Die rechtliche Bewertung von Reverse Graffiti ist jedoch nicht vollends geklärt. In Fällen aus 2014 ist die Stadtverwaltung Köln gegen Reverse Graffiti vorgegangen. Zwei der Malereien wurden entfernt. Da die Urheber nicht ermittelt werden konnten, folgten allerdings keine rechtlichen Konsequenzen.
Status quo – und nun?
Seit den 80er und 90er Jahren hat sich bezüglich der Sprühdosen im Zuge des Verbots von FCKW-Gasen schon einiges getan. Die heute genutzten Treibmittel sind wesentlich schwächere Treibhausgase und haben keinen direkten Einfluss auf die Ozonschicht. Die Herstellung des für die Dosen notwendigen Weißblechs verursacht auf der einen Seite hohe Treibhausgas-Emissionen, was in Bezug auf Nachhaltigkeit ein klarer negativer Aspekt des klassischen Graffitis ist. Auf der anderen Seite ist Weißblech jedoch das am besten recycelte Verpackungsmaterial in Deutschland. Bezüglich der Farben scheint der Markt am Anfang neuer Alternativen zu stehen. Es gibt eine kleine Auswahl an wasserbasierten Farben, der Großteil beinhaltet allerdings weiterhin klassische Lösungsmittel wie Aceton oder Benzol. Es bleibt dennoch zu hoffen, dass in Zukunft der Trend zu nachhaltigeren Farben geht. Lacke werden nicht nur im Graffiti, sondern in fast allen Bereichen unseres Lebens in irgendeiner Form eingesetzt. Ein Wandel hin zu nachhaltigeren Farben wäre für Mensch und Umwelt sowie eine Steigerung der Recyclingquote von Stahl wünschenswert.
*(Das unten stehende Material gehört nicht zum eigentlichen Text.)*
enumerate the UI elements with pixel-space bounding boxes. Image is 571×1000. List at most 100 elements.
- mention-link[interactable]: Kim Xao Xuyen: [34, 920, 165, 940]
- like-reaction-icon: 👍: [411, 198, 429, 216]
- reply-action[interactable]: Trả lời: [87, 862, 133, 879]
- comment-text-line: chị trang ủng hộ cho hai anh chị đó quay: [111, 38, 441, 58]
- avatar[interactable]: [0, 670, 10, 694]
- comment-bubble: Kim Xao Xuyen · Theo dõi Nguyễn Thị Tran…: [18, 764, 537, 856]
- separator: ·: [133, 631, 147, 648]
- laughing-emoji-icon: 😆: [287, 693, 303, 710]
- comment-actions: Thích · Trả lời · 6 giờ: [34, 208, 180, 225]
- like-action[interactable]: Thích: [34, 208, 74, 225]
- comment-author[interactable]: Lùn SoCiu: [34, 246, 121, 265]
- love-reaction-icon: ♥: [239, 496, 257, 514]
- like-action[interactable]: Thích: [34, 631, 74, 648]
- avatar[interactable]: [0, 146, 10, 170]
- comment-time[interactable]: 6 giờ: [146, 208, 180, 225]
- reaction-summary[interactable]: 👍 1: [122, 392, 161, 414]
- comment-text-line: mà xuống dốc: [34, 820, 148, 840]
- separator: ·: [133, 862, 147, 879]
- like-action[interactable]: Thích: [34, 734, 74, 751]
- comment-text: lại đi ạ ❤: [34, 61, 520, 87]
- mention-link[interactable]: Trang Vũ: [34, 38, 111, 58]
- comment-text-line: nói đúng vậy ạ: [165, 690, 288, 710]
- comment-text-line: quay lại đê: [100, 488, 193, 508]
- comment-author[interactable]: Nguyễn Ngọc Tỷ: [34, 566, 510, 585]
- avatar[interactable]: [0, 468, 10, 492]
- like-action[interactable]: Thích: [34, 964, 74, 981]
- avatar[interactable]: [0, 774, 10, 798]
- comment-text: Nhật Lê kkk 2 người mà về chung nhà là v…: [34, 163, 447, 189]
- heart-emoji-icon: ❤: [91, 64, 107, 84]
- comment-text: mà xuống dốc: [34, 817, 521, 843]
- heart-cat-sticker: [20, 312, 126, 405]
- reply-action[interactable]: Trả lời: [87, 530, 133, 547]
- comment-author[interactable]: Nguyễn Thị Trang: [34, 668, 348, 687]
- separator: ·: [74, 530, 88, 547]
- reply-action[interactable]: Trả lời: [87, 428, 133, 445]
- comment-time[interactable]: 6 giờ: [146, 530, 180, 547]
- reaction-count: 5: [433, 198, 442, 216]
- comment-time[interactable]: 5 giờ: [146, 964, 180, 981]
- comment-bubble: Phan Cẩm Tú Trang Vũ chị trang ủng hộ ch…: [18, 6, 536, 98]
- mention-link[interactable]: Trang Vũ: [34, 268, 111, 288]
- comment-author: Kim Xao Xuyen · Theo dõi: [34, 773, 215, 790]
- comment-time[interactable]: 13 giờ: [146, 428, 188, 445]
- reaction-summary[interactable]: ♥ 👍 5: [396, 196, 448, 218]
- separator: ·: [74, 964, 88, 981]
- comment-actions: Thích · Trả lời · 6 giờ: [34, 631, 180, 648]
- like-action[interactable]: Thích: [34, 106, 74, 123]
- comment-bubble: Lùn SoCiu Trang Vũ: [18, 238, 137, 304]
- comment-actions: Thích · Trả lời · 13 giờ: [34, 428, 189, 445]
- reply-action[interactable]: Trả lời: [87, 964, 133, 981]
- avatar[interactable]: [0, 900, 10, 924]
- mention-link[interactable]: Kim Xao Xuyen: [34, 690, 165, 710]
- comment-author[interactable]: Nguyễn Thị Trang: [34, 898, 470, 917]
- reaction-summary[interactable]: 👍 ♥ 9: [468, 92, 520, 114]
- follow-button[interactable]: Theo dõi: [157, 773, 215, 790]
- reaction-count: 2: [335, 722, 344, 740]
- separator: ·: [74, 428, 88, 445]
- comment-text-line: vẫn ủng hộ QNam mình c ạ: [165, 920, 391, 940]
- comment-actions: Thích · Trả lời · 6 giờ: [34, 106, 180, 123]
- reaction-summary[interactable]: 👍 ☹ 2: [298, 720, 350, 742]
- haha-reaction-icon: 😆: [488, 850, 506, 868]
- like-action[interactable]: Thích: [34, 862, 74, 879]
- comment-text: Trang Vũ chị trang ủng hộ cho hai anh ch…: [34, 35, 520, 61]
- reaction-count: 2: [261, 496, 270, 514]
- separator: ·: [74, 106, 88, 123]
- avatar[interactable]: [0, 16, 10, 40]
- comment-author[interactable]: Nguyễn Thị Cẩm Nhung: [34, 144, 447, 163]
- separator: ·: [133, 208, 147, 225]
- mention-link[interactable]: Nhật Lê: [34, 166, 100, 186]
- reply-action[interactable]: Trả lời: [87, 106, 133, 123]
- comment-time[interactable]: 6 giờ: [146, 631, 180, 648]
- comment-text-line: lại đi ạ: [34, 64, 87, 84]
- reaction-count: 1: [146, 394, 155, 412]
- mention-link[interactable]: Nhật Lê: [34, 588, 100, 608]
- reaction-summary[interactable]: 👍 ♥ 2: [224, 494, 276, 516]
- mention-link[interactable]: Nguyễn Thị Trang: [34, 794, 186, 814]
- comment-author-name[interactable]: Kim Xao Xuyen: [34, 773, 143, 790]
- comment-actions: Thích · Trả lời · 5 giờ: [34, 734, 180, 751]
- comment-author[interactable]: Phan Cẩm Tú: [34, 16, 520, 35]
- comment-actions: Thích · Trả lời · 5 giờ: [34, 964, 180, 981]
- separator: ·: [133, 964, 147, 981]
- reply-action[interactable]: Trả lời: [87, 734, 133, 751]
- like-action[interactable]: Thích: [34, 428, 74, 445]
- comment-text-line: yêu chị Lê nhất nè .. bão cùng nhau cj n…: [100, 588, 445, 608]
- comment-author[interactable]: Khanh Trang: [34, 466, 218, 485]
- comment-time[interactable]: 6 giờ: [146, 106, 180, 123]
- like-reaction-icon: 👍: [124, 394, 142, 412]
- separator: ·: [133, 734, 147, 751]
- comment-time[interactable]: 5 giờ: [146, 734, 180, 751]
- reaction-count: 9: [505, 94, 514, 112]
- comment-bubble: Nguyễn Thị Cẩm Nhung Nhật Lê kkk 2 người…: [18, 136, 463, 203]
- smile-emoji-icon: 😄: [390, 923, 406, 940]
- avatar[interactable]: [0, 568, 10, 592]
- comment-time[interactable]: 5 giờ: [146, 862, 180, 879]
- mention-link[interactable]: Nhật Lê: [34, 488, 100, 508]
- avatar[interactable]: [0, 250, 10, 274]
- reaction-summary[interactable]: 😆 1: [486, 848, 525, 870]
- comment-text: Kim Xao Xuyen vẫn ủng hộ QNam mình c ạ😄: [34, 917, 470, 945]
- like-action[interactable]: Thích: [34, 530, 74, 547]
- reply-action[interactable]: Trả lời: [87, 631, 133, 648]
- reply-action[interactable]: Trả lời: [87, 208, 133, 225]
Sowohl Green wie auch Reverse Graffiti sind zum aktuellen Zeitpunkt noch absolute Nischen. Es gibt für beides Künstler:innen, jedoch wird gerade Green Graffiti oft für werbliche Zwecke eingesetzt. Daher ist es aktuell schwierig, von einer ausgewachsenen Streetart zu sprechen. Reverse Graffiti hat hier sehr viel stärkere Streetart-Vibes. Das beim Green Graffiti eingesetzte Moos steigert hingegen die Luftqualität und kann in warmen Sommern kühlend wirken. Es wäre also eine denkbare und sinnvolle Strategie, wenn Städte in Zukunft Green Graffiti fördern und sich ohnehin stärker für Stadtbepflanzungen einsetzen. So kann die Nische Green Graffiti über seinen künstlerischen Mehrwert hinaus aktiv etwas zur Bekämpfung des Klimawandels beitragen. Moos als Werkstoff könnte sich außerdem gut für Graffitikurse für Kinder und Jugendliche eignen. So bekäme Green Graffiti direkt einen weiteren sozial- und umweltpolitischen Mehrwert.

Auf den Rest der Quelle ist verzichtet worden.